A la fin du mois de mars, les combattants de l’UNITA et le
gouvernement du Président José Eduardo dos Santos,
las de la guerre, ont signé un accord de paix. Les journalistes
angolais ont acclamé la reddition de l’UNITA et ont
aussitôt commencé à réaliser des reportages
sur la démobilisation et le désarmement des rebelles
de même que sur l’effort national de réconciliation.
« Não Coragem » (Pays courageux), un programme
hebdomadaire d’affaires publiques à la télévision
d’Etat, a remporté un succès immédiat
en Angola et à l’étranger lors de son lancement
en mai. Le programme a diffusé des reportages sur des Angolais
qui recherchaient des parents disparus pendant plusieurs dizaines
d’années de conflit. En septembre, « Não
Coragem » avait diffusé les histoires de 7.000 personnes
et selon la BBC, réuni 80 familles.
Les autorités de la place n’ont pas toujours bien accueilli
la couverture du mouvement de réconciliation par les journalistes.
Le 31 mai, Le Bureau des enquêtes criminelles a détenu
et interrogé Manuel Vieira, un correspondant de la station
de radio de l’Eglise catholique Radio Ecclesia à Huila,
une province du sud du pays. Pendant plusieurs heures, Veira a été
pressé d’expliquer pourquoi il avait choisi de faire
un reportage sur le taux de mortalité curieusement élevé
dans les camps de transit construits par le gouvernement pour les
ex-combattants de l’UNITA. Veira a été mis en
garde contre de futures révélations puis relâché.
En janvier, le Tribunal provincial de Luanda a ordonné au
journaliste free-lance Rafael Marques de verser 950 dollars E.U.

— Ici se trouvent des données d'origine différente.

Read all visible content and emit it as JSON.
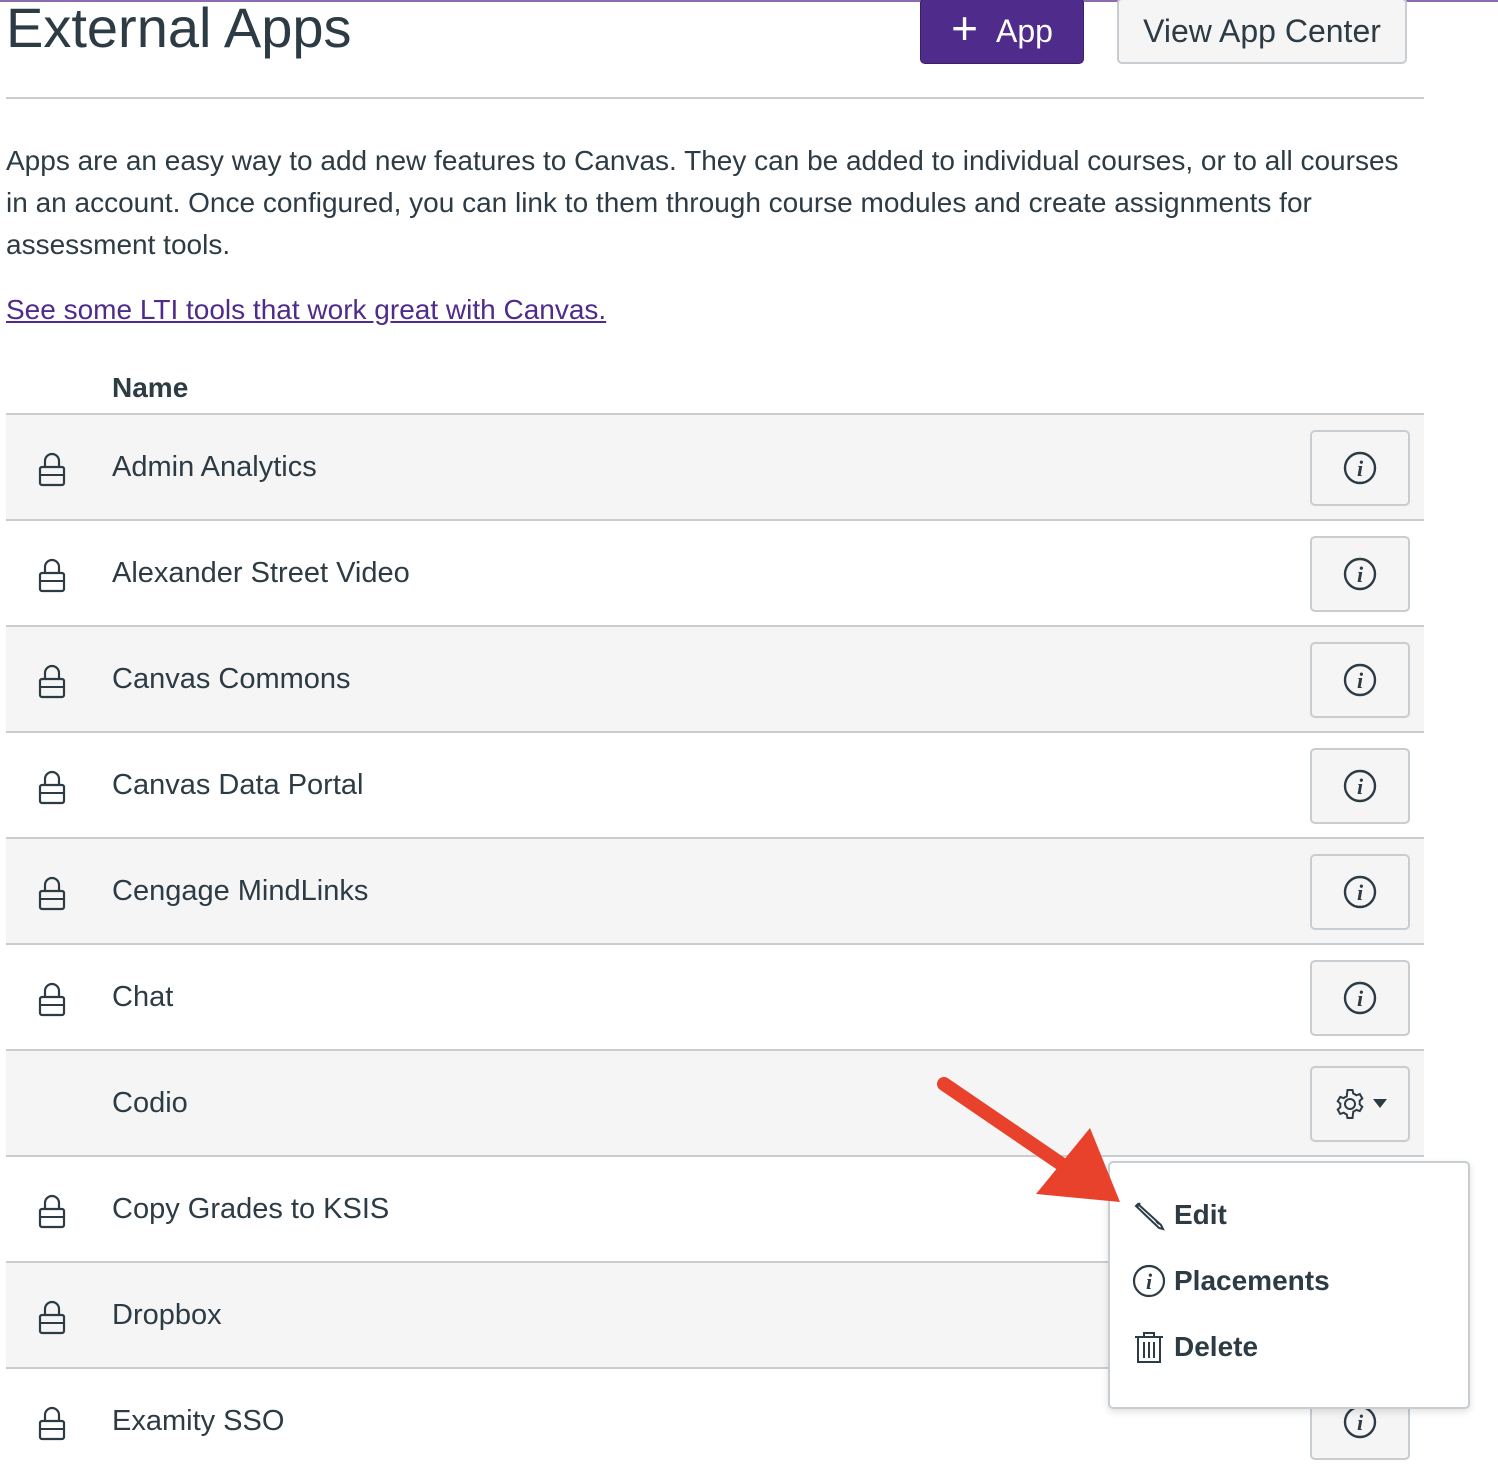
{
  "header": {
    "title": "External Apps",
    "add_button_label": "App",
    "app_center_button_label": "View App Center"
  },
  "intro": {
    "text": "Apps are an easy way to add new features to Canvas. They can be added to individual courses, or to all courses in an account. Once configured, you can link to them through course modules and create assignments for assessment tools.",
    "link_text": "See some LTI tools that work great with Canvas."
  },
  "table": {
    "column_name": "Name",
    "rows": [
      {
        "name": "Admin Analytics",
        "locked": true,
        "action": "info"
      },
      {
        "name": "Alexander Street Video",
        "locked": true,
        "action": "info"
      },
      {
        "name": "Canvas Commons",
        "locked": true,
        "action": "info"
      },
      {
        "name": "Canvas Data Portal",
        "locked": true,
        "action": "info"
      },
      {
        "name": "Cengage MindLinks",
        "locked": true,
        "action": "info"
      },
      {
        "name": "Chat",
        "locked": true,
        "action": "info"
      },
      {
        "name": "Codio",
        "locked": false,
        "action": "settings"
      },
      {
        "name": "Copy Grades to KSIS",
        "locked": true,
        "action": "info"
      },
      {
        "name": "Dropbox",
        "locked": true,
        "action": "info"
      },
      {
        "name": "Examity SSO",
        "locked": true,
        "action": "info"
      }
    ]
  },
  "settings_menu": {
    "items": [
      {
        "label": "Edit",
        "icon": "pencil-icon"
      },
      {
        "label": "Placements",
        "icon": "info-icon"
      },
      {
        "label": "Delete",
        "icon": "trash-icon"
      }
    ]
  },
  "colors": {
    "brand_purple": "#4f2b8b",
    "text": "#2d3b45",
    "border": "#c7cdd1",
    "stripe": "#f5f5f5",
    "annotation_arrow": "#e8412c"
  }
}
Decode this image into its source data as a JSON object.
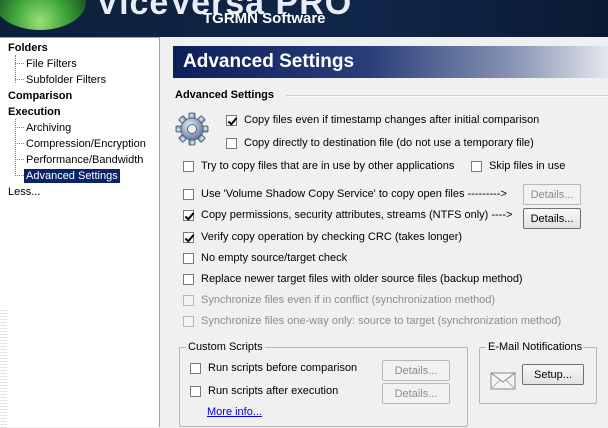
{
  "header": {
    "product_title": "ViceVersa PRO",
    "company": "TGRMN Software"
  },
  "tree": {
    "folders": "Folders",
    "file_filters": "File Filters",
    "subfolder_filters": "Subfolder Filters",
    "comparison": "Comparison",
    "execution": "Execution",
    "archiving": "Archiving",
    "compression": "Compression/Encryption",
    "performance": "Performance/Bandwidth",
    "advanced": "Advanced Settings",
    "less": "Less..."
  },
  "panel": {
    "title": "Advanced Settings",
    "group_title": "Advanced Settings",
    "options": {
      "copy_files_timestamp": {
        "label": "Copy files even if timestamp changes after initial comparison",
        "checked": true
      },
      "copy_directly": {
        "label": "Copy directly to destination file (do not use a temporary file)",
        "checked": false
      },
      "copy_in_use": {
        "label": "Try to copy files that are in use by other applications",
        "checked": false
      },
      "skip_in_use": {
        "label": "Skip files in use",
        "checked": false
      },
      "vss": {
        "label": "Use 'Volume Shadow Copy Service' to copy open files --------->",
        "checked": false
      },
      "copy_permissions": {
        "label": "Copy permissions, security attributes, streams (NTFS only) ---->",
        "checked": true
      },
      "verify_crc": {
        "label": "Verify copy operation by checking CRC (takes longer)",
        "checked": true
      },
      "no_empty_check": {
        "label": "No empty source/target check",
        "checked": false
      },
      "replace_newer": {
        "label": "Replace newer target files with older source files  (backup method)",
        "checked": false
      },
      "sync_conflict": {
        "label": "Synchronize files even if in conflict (synchronization method)",
        "checked": false
      },
      "sync_oneway": {
        "label": "Synchronize files one-way only: source to target (synchronization method)",
        "checked": false
      }
    },
    "details_label": "Details...",
    "custom_scripts": {
      "legend": "Custom Scripts",
      "before": "Run scripts before comparison",
      "after": "Run scripts after execution",
      "more_info": "More info..."
    },
    "email": {
      "legend": "E-Mail Notifications",
      "setup": "Setup..."
    }
  }
}
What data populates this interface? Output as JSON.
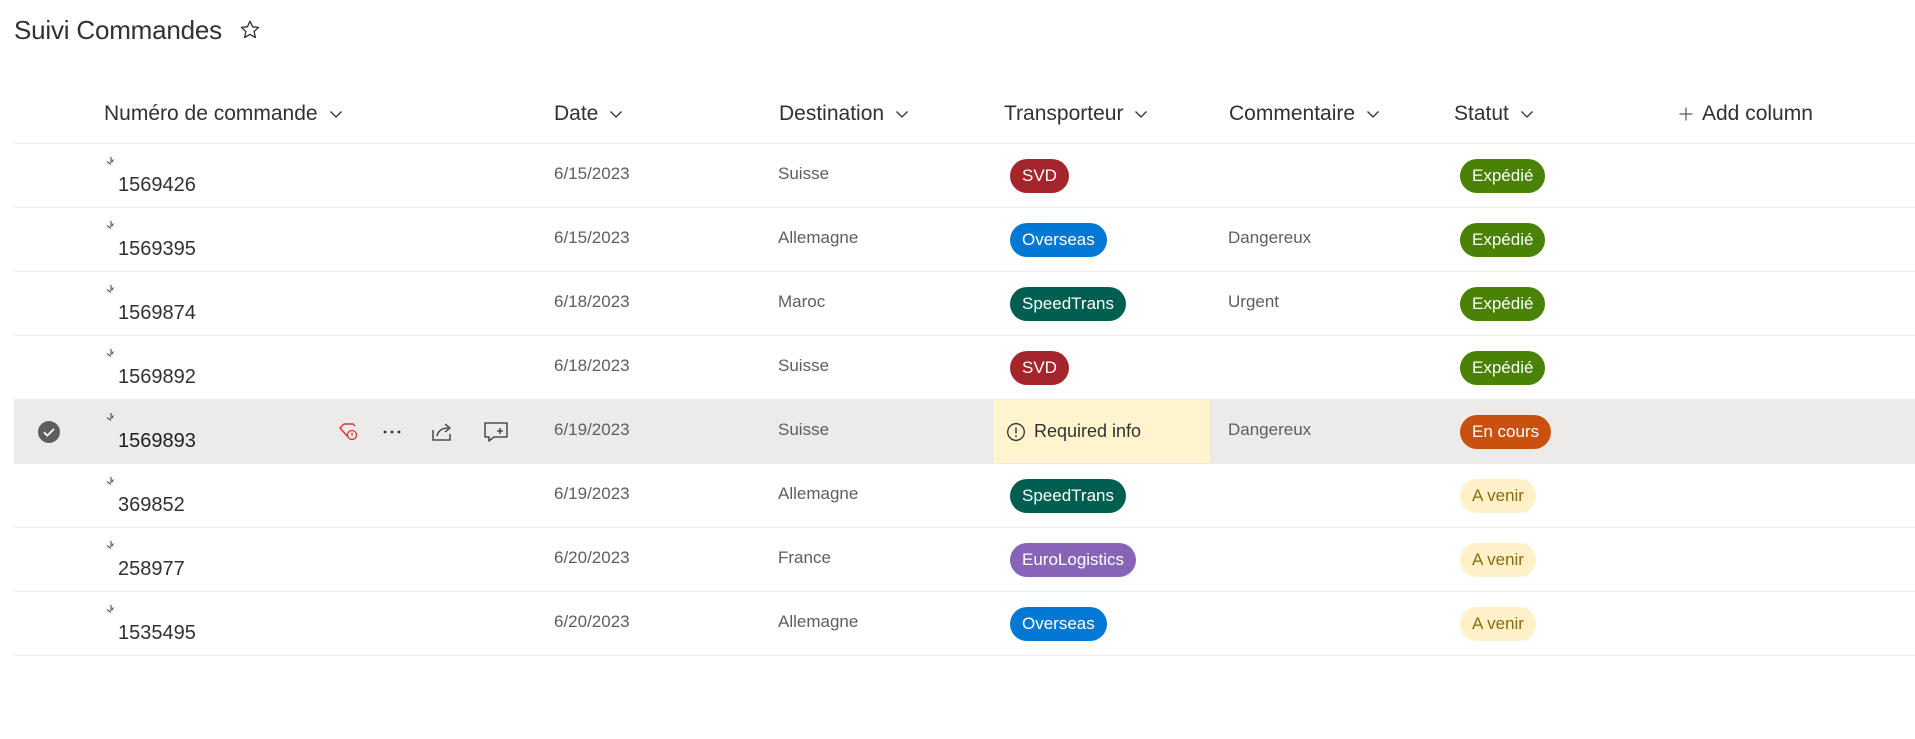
{
  "title": "Suivi Commandes",
  "columns": {
    "order": "Numéro de commande",
    "date": "Date",
    "destination": "Destination",
    "carrier": "Transporteur",
    "comment": "Commentaire",
    "status": "Statut",
    "add": "Add column"
  },
  "required_info": "Required info",
  "rows": [
    {
      "order": "1569426",
      "date": "6/15/2023",
      "destination": "Suisse",
      "carrier": "SVD",
      "comment": "",
      "status": "Expédié"
    },
    {
      "order": "1569395",
      "date": "6/15/2023",
      "destination": "Allemagne",
      "carrier": "Overseas",
      "comment": "Dangereux",
      "status": "Expédié"
    },
    {
      "order": "1569874",
      "date": "6/18/2023",
      "destination": "Maroc",
      "carrier": "SpeedTrans",
      "comment": "Urgent",
      "status": "Expédié"
    },
    {
      "order": "1569892",
      "date": "6/18/2023",
      "destination": "Suisse",
      "carrier": "SVD",
      "comment": "",
      "status": "Expédié"
    },
    {
      "order": "1569893",
      "date": "6/19/2023",
      "destination": "Suisse",
      "carrier": "",
      "comment": "Dangereux",
      "status": "En cours"
    },
    {
      "order": "369852",
      "date": "6/19/2023",
      "destination": "Allemagne",
      "carrier": "SpeedTrans",
      "comment": "",
      "status": "A venir"
    },
    {
      "order": "258977",
      "date": "6/20/2023",
      "destination": "France",
      "carrier": "EuroLogistics",
      "comment": "",
      "status": "A venir"
    },
    {
      "order": "1535495",
      "date": "6/20/2023",
      "destination": "Allemagne",
      "carrier": "Overseas",
      "comment": "",
      "status": "A venir"
    }
  ],
  "colors": {
    "carrier_svd": "#a4262c",
    "carrier_overseas": "#0078d4",
    "carrier_speedtrans": "#005e50",
    "carrier_eurologistics": "#8764b8",
    "status_expedie": "#498205",
    "status_en_cours": "#ca5010",
    "status_a_venir_bg": "#fff1c7",
    "status_a_venir_text": "#8a6a13",
    "required_bg": "#fff4ce",
    "selected_row_bg": "#edebe9"
  }
}
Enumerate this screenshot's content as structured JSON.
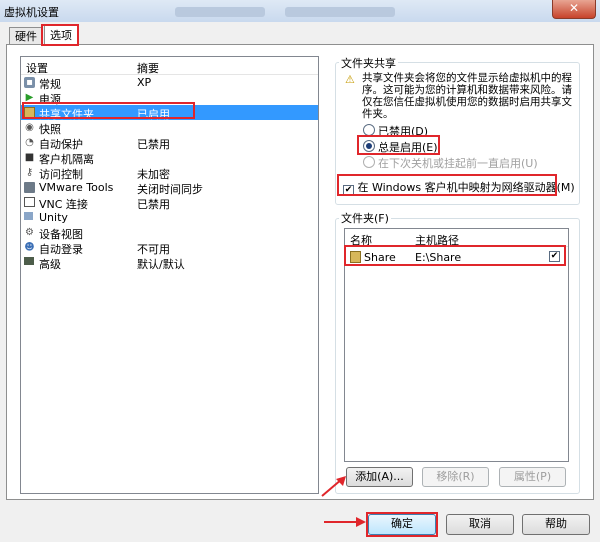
{
  "window": {
    "title": "虚拟机设置",
    "close_glyph": "✕"
  },
  "tabs": [
    {
      "label": "硬件",
      "active": false
    },
    {
      "label": "选项",
      "active": true
    }
  ],
  "settings_list": {
    "headers": {
      "name": "设置",
      "summary": "摘要"
    },
    "items": [
      {
        "name": "常规",
        "summary": "XP",
        "icon": "general-icon"
      },
      {
        "name": "电源",
        "summary": "",
        "icon": "power-play-icon"
      },
      {
        "name": "共享文件夹",
        "summary": "已启用",
        "icon": "shared-folder-icon",
        "selected": true
      },
      {
        "name": "快照",
        "summary": "",
        "icon": "snapshot-icon"
      },
      {
        "name": "自动保护",
        "summary": "已禁用",
        "icon": "autoprotect-icon"
      },
      {
        "name": "客户机隔离",
        "summary": "",
        "icon": "lock-icon"
      },
      {
        "name": "访问控制",
        "summary": "未加密",
        "icon": "access-control-icon"
      },
      {
        "name": "VMware Tools",
        "summary": "关闭时间同步",
        "icon": "vmware-tools-icon"
      },
      {
        "name": "VNC 连接",
        "summary": "已禁用",
        "icon": "vnc-icon"
      },
      {
        "name": "Unity",
        "summary": "",
        "icon": "unity-icon"
      },
      {
        "name": "设备视图",
        "summary": "",
        "icon": "device-view-icon"
      },
      {
        "name": "自动登录",
        "summary": "不可用",
        "icon": "autologin-icon"
      },
      {
        "name": "高级",
        "summary": "默认/默认",
        "icon": "advanced-icon"
      }
    ]
  },
  "folder_sharing": {
    "title": "文件夹共享",
    "description": "共享文件夹会将您的文件显示给虚拟机中的程序。这可能为您的计算机和数据带来风险。请仅在您信任虚拟机使用您的数据时启用共享文件夹。",
    "options": [
      {
        "label": "已禁用(D)",
        "checked": false,
        "disabled": false
      },
      {
        "label": "总是启用(E)",
        "checked": true,
        "disabled": false
      },
      {
        "label": "在下次关机或挂起前一直启用(U)",
        "checked": false,
        "disabled": true
      }
    ],
    "map_drive_label": "在 Windows 客户机中映射为网络驱动器(M)",
    "map_drive_checked": true
  },
  "folders": {
    "title": "文件夹(F)",
    "headers": {
      "name": "名称",
      "host_path": "主机路径"
    },
    "rows": [
      {
        "name": "Share",
        "host_path": "E:\\Share",
        "enabled": true
      }
    ],
    "buttons": {
      "add": "添加(A)...",
      "remove": "移除(R)",
      "properties": "属性(P)"
    }
  },
  "footer": {
    "ok": "确定",
    "cancel": "取消",
    "help": "帮助"
  },
  "colors": {
    "highlight": "#e0262b",
    "selection": "#3399ff"
  }
}
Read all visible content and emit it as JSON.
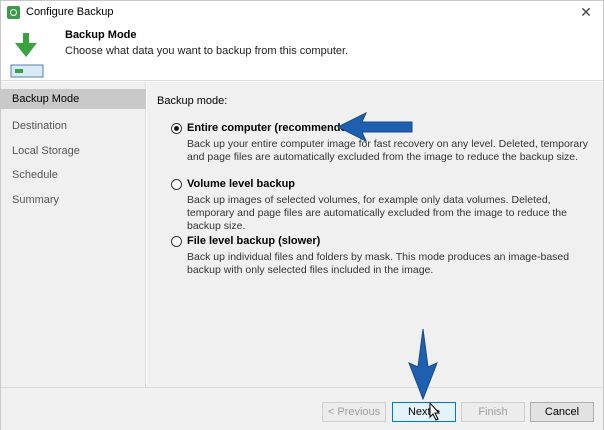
{
  "window": {
    "title": "Configure Backup",
    "close_glyph": "✕"
  },
  "header": {
    "title": "Backup Mode",
    "subtitle": "Choose what data you want to backup from this computer.",
    "icon": "download-arrow-drive-icon"
  },
  "sidebar": {
    "items": [
      {
        "label": "Backup Mode",
        "active": true
      },
      {
        "label": "Destination",
        "active": false
      },
      {
        "label": "Local Storage",
        "active": false
      },
      {
        "label": "Schedule",
        "active": false
      },
      {
        "label": "Summary",
        "active": false
      }
    ]
  },
  "main": {
    "mode_label": "Backup mode:",
    "options": [
      {
        "title": "Entire computer (recommended)",
        "description": "Back up your entire computer image for fast recovery on any level. Deleted, temporary and page files are automatically excluded from the image to reduce the backup size.",
        "selected": true
      },
      {
        "title": "Volume level backup",
        "description": "Back up images of selected volumes, for example only data volumes. Deleted, temporary and page files are automatically excluded from the image to reduce the backup size.",
        "selected": false
      },
      {
        "title": "File level backup (slower)",
        "description": "Back up individual files and folders by mask. This mode produces an image-based backup with only selected files included in the image.",
        "selected": false
      }
    ]
  },
  "footer": {
    "previous_label": "< Previous",
    "next_label": "Next >",
    "finish_label": "Finish",
    "cancel_label": "Cancel"
  },
  "colors": {
    "annotation_arrow": "#1f5fb0",
    "header_arrow": "#3aa340",
    "accent": "#0078d7"
  }
}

au Président dos Santos après la condamnation du journaliste
pour diffamation en mars 2000. Le procès avait été
intenté à la suite de l’un de ses articles qui
attribuait à dos Santos « la destruction du pays et
la promotion de la corruption ».
A la fin de l’année, le tribunal de Luanda avait été
saisi d’une plainte déposée par la Fondation
Eduardo dos Santos contre l’hebdomadaire privé Agora.
La revue était accusée de faux et de diffamation pour
un article qu’elle avait publié en novembre et qui
alléguait que deux femmes angolaises arrêtées
à l’aéroport de Rio de Janeiro en possession
d’un million de dollars E.U. en liquide étaient en
mission pour la fondation. « C’est avec perplexité
et une profonde indignation que nous avons pris connaissance d’une
affaire qui compromet gravement l’image et les objectifs de
la fondation », a expliqué son président.
Les dirigeants de l’Angola n’ont toujours pas présenté
le projet d’une nouvelle loi sur la presse plus libérale
promise il y a plus de deux ans. Les autorités disent y travailler,
mais les journalistes restent sceptiques. Bien qu’Agora publie
régulièrement des éditoriaux rappelant leur
promesse aux autorités, la plupart des journalistes angolais
semblent trop occupés à joindre les deux bouts pour
suivre la longue séries des promesses brisées.